Asimismo, un gran número de empresas prestan servicios complementarios diversos (alquiler de lencería, alquiler de camas y colchones, tratamiento de residuos biosanitarios, etc.) lo que les permite acceder a un abanico más amplio de clientes y obtener mayores ventas.
En la actualidad, el sector del turismo en general, y el de la hostelería en particular es, desde hace algunos años, consciente de la importancia que tiene la calidad de la lavandería dentro de sus negocios, en lo que se refiere a la imagen de su centro.
En el ámbito de la hotelería, la lavandería desempeña un papel muy importante, ya que, de manera directa o indirecta, tiene relación con todos los departamentos que generan su existencia, además de ser un servicio adicional que se ofrece a los huéspedes.
Por supuesto, no hay que olvidar que el tipo y la cantidad de ropa a procesar es totalmente distinto en un restaurante o en un hotel, por lo que de igual manera las necesidades son distintas; mientras que en un restaurante, habitualmente, sólo se procesan mantelerías y servilletas, en un hotel se precisa procesar más variedad y cantidad de ropa, sábanas, toallas, edredones, mantelería..

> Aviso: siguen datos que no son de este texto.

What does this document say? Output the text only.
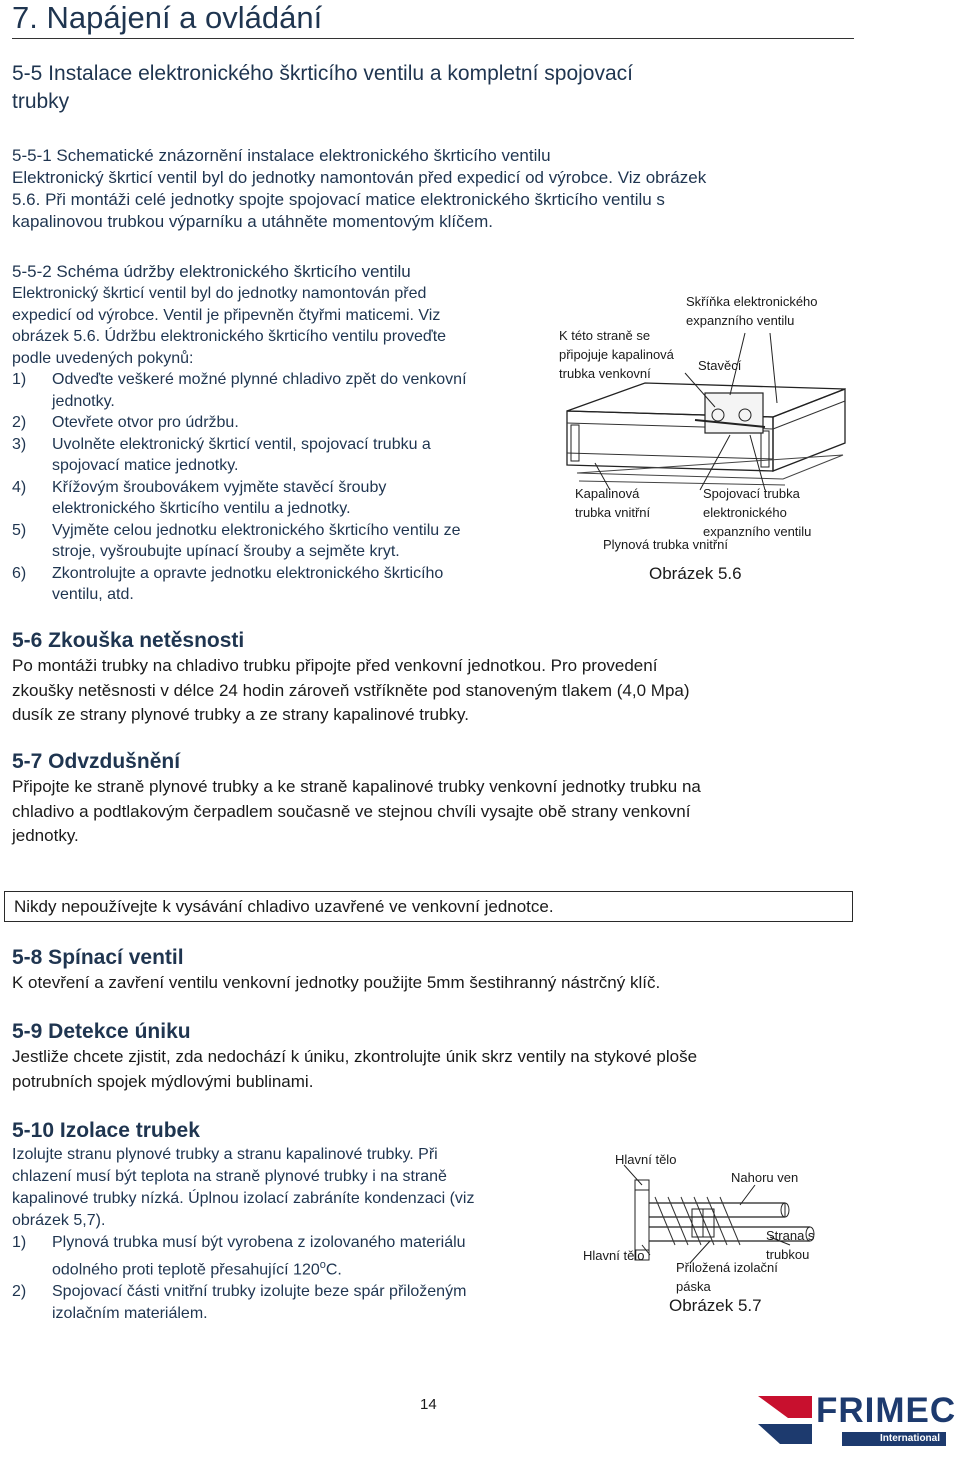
7. Napájení a ovládání
5-5 Instalace elektronického škrticího ventilu a kompletní spojovací
trubky
5-5-1 Schematické znázornění instalace elektronického škrticího ventilu
Elektronický škrticí ventil byl do jednotky namontován před expedicí od výrobce. Viz obrázek
5.6. Při montáži celé jednotky spojte spojovací matice elektronického škrticího ventilu s
kapalinovou trubkou výparníku a utáhněte momentovým klíčem.
5-5-2 Schéma údržby elektronického škrticího ventilu
Elektronický škrticí ventil byl do jednotky namontován před
expedicí od výrobce. Ventil je připevněn čtyřmi maticemi. Viz
obrázek 5.6. Údržbu elektronického škrticího ventilu proveďte
podle uvedených pokynů:
1) Odveďte veškeré možné plynné chladivo zpět do venkovní
jednotky.
2) Otevřete otvor pro údržbu.
3) Uvolněte elektronický škrticí ventil, spojovací trubku a
spojovací matice jednotky.
4) Křížovým šroubovákem vyjměte stavěcí šrouby
elektronického škrticího ventilu a jednotky.
5) Vyjměte celou jednotku elektronického škrticího ventilu ze
stroje, vyšroubujte upínací šrouby a sejměte kryt.
6) Zkontrolujte a opravte jednotku elektronického škrticího
ventilu, atd.
Skříňka elektronického
expanzního ventilu
K této straně se
připojuje kapalinová
trubka venkovní
Stavěcí
Kapalinová
trubka vnitřní
Spojovací trubka
elektronického
expanzního ventilu
Plynová trubka vnitřní
Obrázek 5.6
5-6 Zkouška netěsnosti
Po montáži trubky na chladivo trubku připojte před venkovní jednotkou. Pro provedení
zkoušky netěsnosti v délce 24 hodin zároveň vstříkněte pod stanoveným tlakem (4,0 Mpa)
dusík ze strany plynové trubky a ze strany kapalinové trubky.
5-7 Odvzdušnění
Připojte ke straně plynové trubky a ke straně kapalinové trubky venkovní jednotky trubku na
chladivo a podtlakovým čerpadlem současně ve stejnou chvíli vysajte obě strany venkovní
jednotky.
Nikdy nepoužívejte k vysávání chladivo uzavřené ve venkovní jednotce.
5-8 Spínací ventil
K otevření a zavření ventilu venkovní jednotky použijte 5mm šestihranný nástrčný klíč.
5-9 Detekce úniku
Jestliže chcete zjistit, zda nedochází k úniku, zkontrolujte únik skrz ventily na stykové ploše
potrubních spojek mýdlovými bublinami.
5-10 Izolace trubek
Izolujte stranu plynové trubky a stranu kapalinové trubky. Při
chlazení musí být teplota na straně plynové trubky i na straně
kapalinové trubky nízká. Úplnou izolací zabráníte kondenzaci (viz
obrázek 5,7).
1) Plynová trubka musí být vyrobena z izolovaného materiálu
odolného proti teplotě přesahující 120$^o$C.
2) Spojovací části vnitřní trubky izolujte beze spár přiloženým
izolačním materiálem.
Hlavní tělo
Nahoru ven
Hlavní tělo
Strana s
trubkou
Přiložená izolační
páska
Obrázek 5.7
14	FRIMEC
International
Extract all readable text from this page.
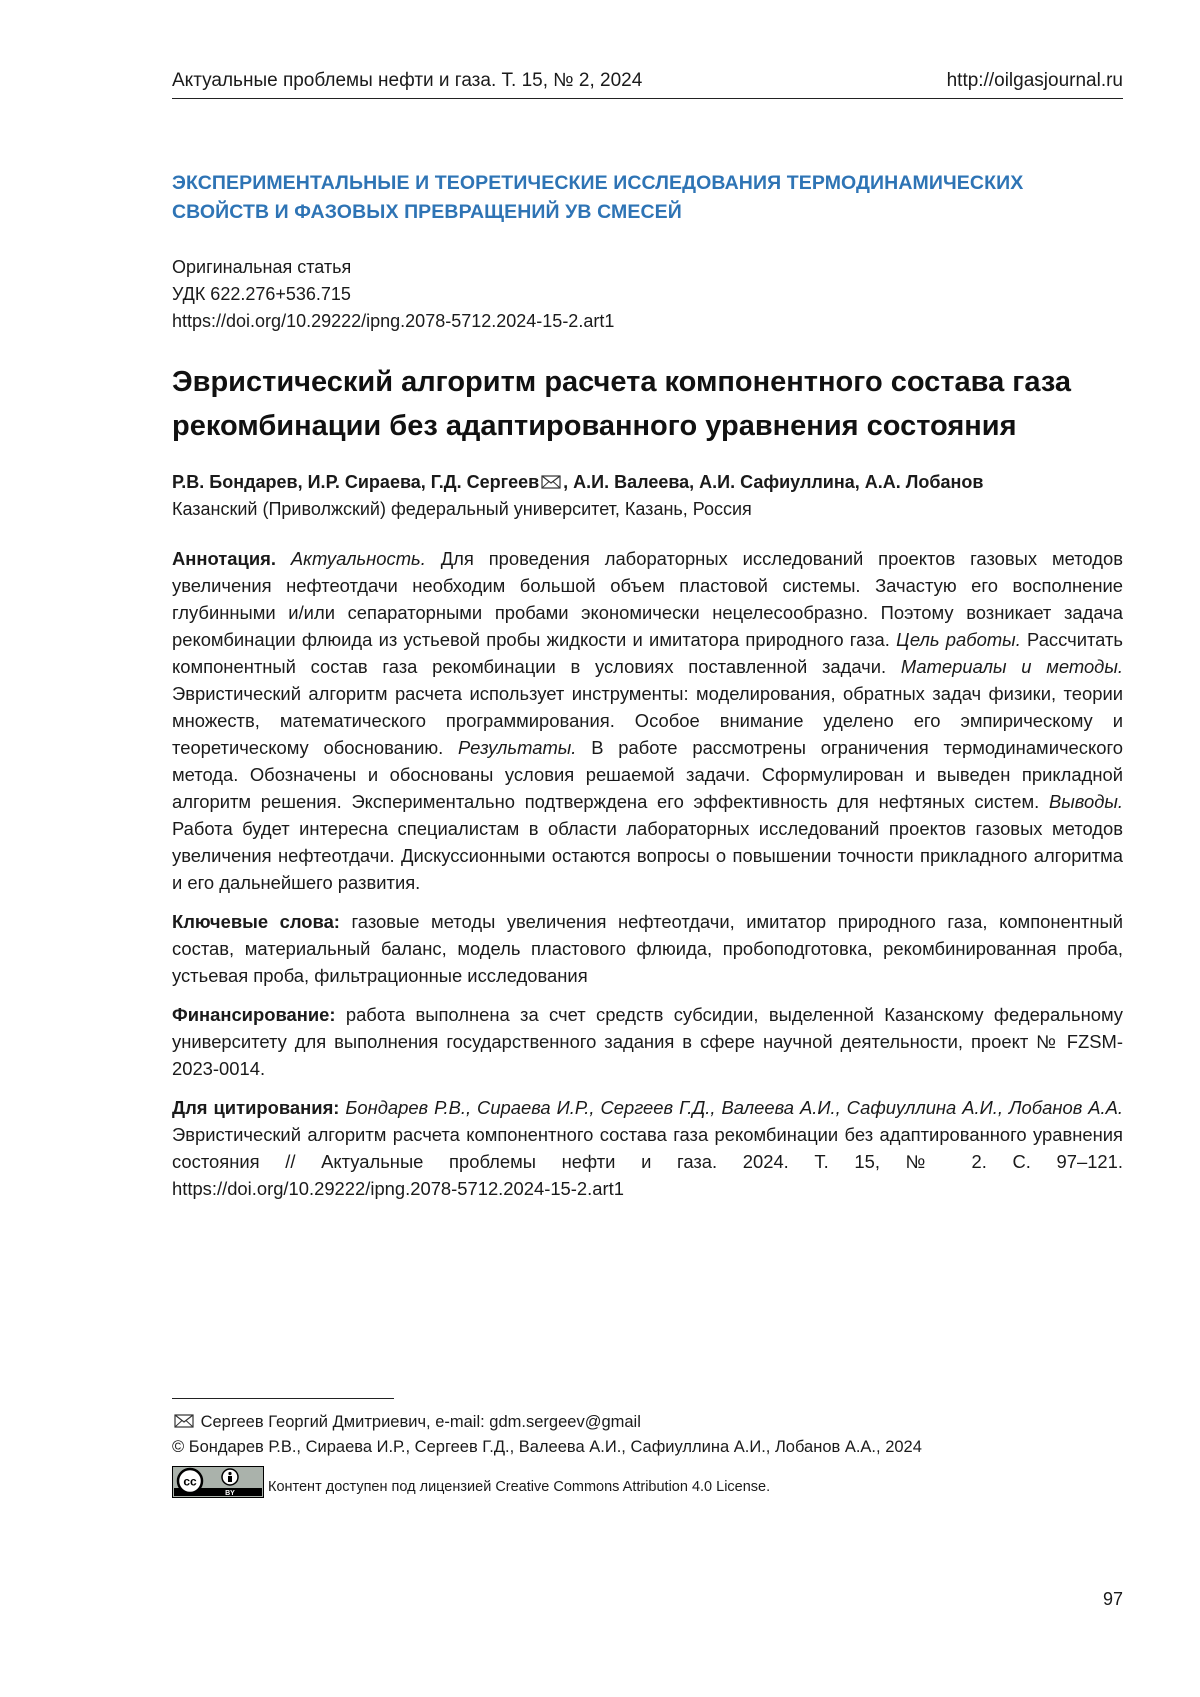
Актуальные проблемы нефти и газа. Т. 15, № 2, 2024	http://oilgasjournal.ru
ЭКСПЕРИМЕНТАЛЬНЫЕ И ТЕОРЕТИЧЕСКИЕ ИССЛЕДОВАНИЯ ТЕРМОДИНАМИЧЕСКИХ
СВОЙСТВ И ФАЗОВЫХ ПРЕВРАЩЕНИЙ УВ СМЕСЕЙ
Оригинальная статья
УДК 622.276+536.715
https://doi.org/10.29222/ipng.2078-5712.2024-15-2.art1
Эвристический алгоритм расчета компонентного состава газа
рекомбинации без адаптированного уравнения состояния
Р.В. Бондарев, И.Р. Сираева, Г.Д. Сергеев , А.И. Валеева, А.И. Сафиуллина, А.А. Лобанов
Казанский (Приволжский) федеральный университет, Казань, Россия
Аннотация. Актуальность. Для проведения лабораторных исследований проектов газовых методов увеличения нефтеотдачи необходим большой объем пластовой системы. Зачастую его восполнение глубинными и/или сепараторными пробами экономически нецелесообразно. Поэтому возникает задача рекомбинации флюида из устьевой пробы жидкости и имитатора природного газа. Цель работы. Рассчитать компонентный состав газа рекомбинации в условиях поставленной задачи. Материалы и методы. Эвристический алгоритм расчета использует инструменты: моделирования, обратных задач физики, теории множеств, математического программирования. Особое внимание уделено его эмпирическому и теоретическому обоснованию. Результаты. В работе рассмотрены ограничения термодинамического метода. Обозначены и обоснованы условия решаемой задачи. Сформулирован и выведен прикладной алгоритм решения. Экспериментально подтверждена его эффективность для нефтяных систем. Выводы. Работа будет интересна специалистам в области лабораторных исследований проектов газовых методов увеличения нефтеотдачи. Дискуссионными остаются вопросы о повышении точности прикладного алгоритма и его дальнейшего развития.
Ключевые слова: газовые методы увеличения нефтеотдачи, имитатор природного газа, компонентный состав, материальный баланс, модель пластового флюида, пробоподготовка, рекомбинированная проба, устьевая проба, фильтрационные исследования
Финансирование: работа выполнена за счет средств субсидии, выделенной Казанскому федеральному университету для выполнения государственного задания в сфере научной деятельности, проект № FZSM-2023-0014.
Для цитирования: Бондарев Р.В., Сираева И.Р., Сергеев Г.Д., Валеева А.И., Сафиуллина А.И., Лобанов А.А. Эвристический алгоритм расчета компонентного состава газа рекомбинации без адаптированного уравнения состояния // Актуальные проблемы нефти и газа. 2024. Т. 15, № 2. С. 97–121. https://doi.org/10.29222/ipng.2078-5712.2024-15-2.art1
Сергеев Георгий Дмитриевич, e-mail: gdm.sergeev@gmail
© Бондарев Р.В., Сираева И.Р., Сергеев Г.Д., Валеева А.И., Сафиуллина А.И., Лобанов А.А., 2024
cc
BY Контент доступен под лицензией Creative Commons Attribution 4.0 License.
97
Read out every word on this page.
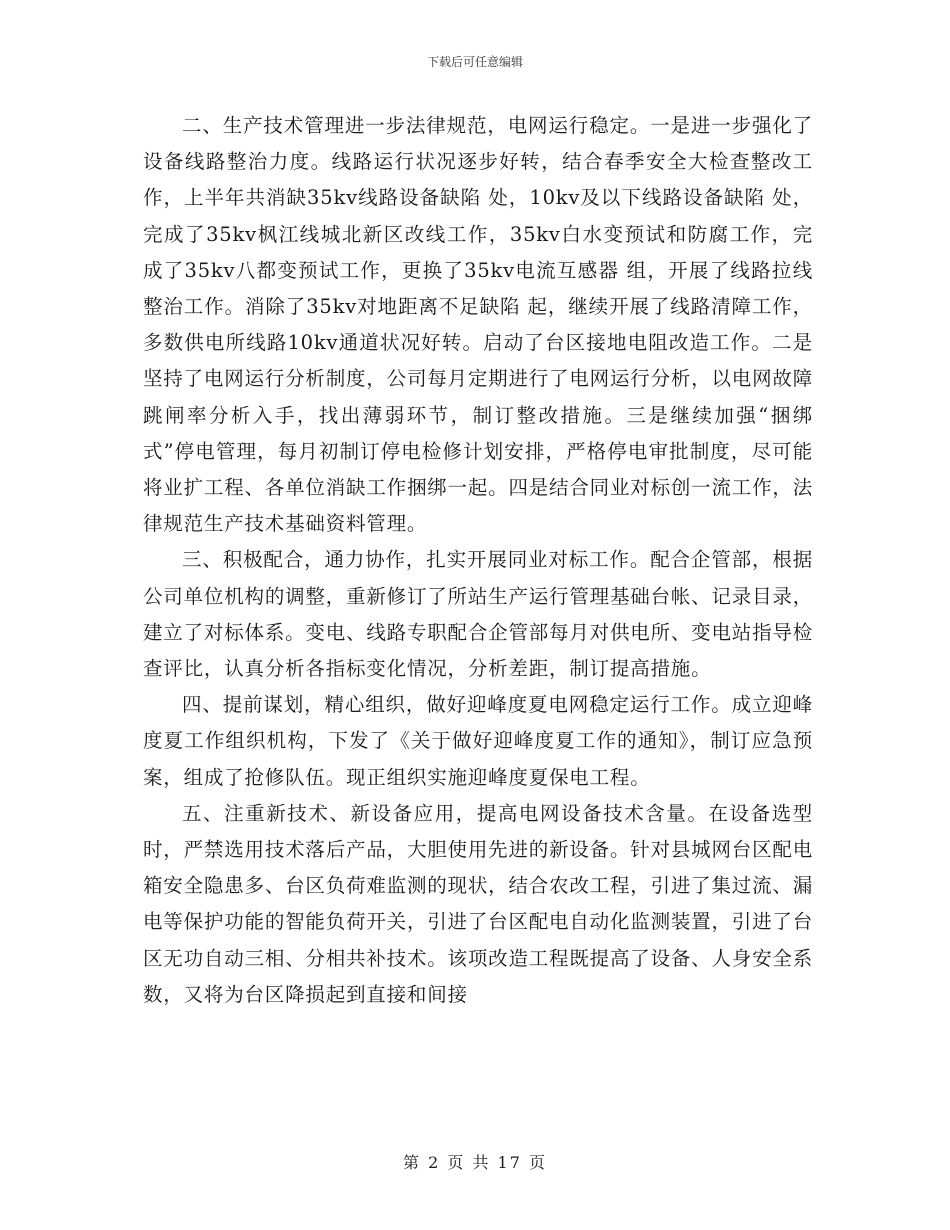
下载后可任意编辑

二、生产技术管理进一步法律规范，电网运行稳定。一是进一步强化了设备线路整治力度。线路运行状况逐步好转，结合春季安全大检查整改工作，上半年共消缺35kv线路设备缺陷 处，10kv及以下线路设备缺陷 处，完成了35kv枫江线城北新区改线工作，35kv白水变预试和防腐工作，完成了35kv八都变预试工作，更换了35kv电流互感器 组，开展了线路拉线整治工作。消除了35kv对地距离不足缺陷 起，继续开展了线路清障工作，多数供电所线路10kv通道状况好转。启动了台区接地电阻改造工作。二是坚持了电网运行分析制度，公司每月定期进行了电网运行分析，以电网故障跳闸率分析入手，找出薄弱环节，制订整改措施。三是继续加强“捆绑式”停电管理，每月初制订停电检修计划安排，严格停电审批制度，尽可能将业扩工程、各单位消缺工作捆绑一起。四是结合同业对标创一流工作，法律规范生产技术基础资料管理。

三、积极配合，通力协作，扎实开展同业对标工作。配合企管部，根据公司单位机构的调整，重新修订了所站生产运行管理基础台帐、记录目录，建立了对标体系。变电、线路专职配合企管部每月对供电所、变电站指导检查评比，认真分析各指标变化情况，分析差距，制订提高措施。

四、提前谋划，精心组织，做好迎峰度夏电网稳定运行工作。成立迎峰度夏工作组织机构，下发了《关于做好迎峰度夏工作的通知》，制订应急预案，组成了抢修队伍。现正组织实施迎峰度夏保电工程。

五、注重新技术、新设备应用，提高电网设备技术含量。在设备选型时，严禁选用技术落后产品，大胆使用先进的新设备。针对县城网台区配电箱安全隐患多、台区负荷难监测的现状，结合农改工程，引进了集过流、漏电等保护功能的智能负荷开关，引进了台区配电自动化监测装置，引进了台区无功自动三相、分相共补技术。该项改造工程既提高了设备、人身安全系数，又将为台区降损起到直接和间接

第 2 页 共 17 页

Por lo que, debido al volumen de trabajo que genera este sector, se ha producido una tendencia de la externalización de los servicios que no se consideraban de valor añadido en los hoteles. Uno de estos servicios es la lavandería, con inversión en máquinas, costes de personal, etc. Así pues, en estos momentos, para poder ofrecer un mejor servicio a sus clientes, las empresas se han decantado hacia la subcontratación, debido a que las lavanderías industriales se suministran con la maquinaria más adecuada y a los grandes volúmenes que procesa, consigue unos costes inferiores y una mejor calidad final. Además se pensaba que, al externalizar el servicio, los costes iban a reducirse.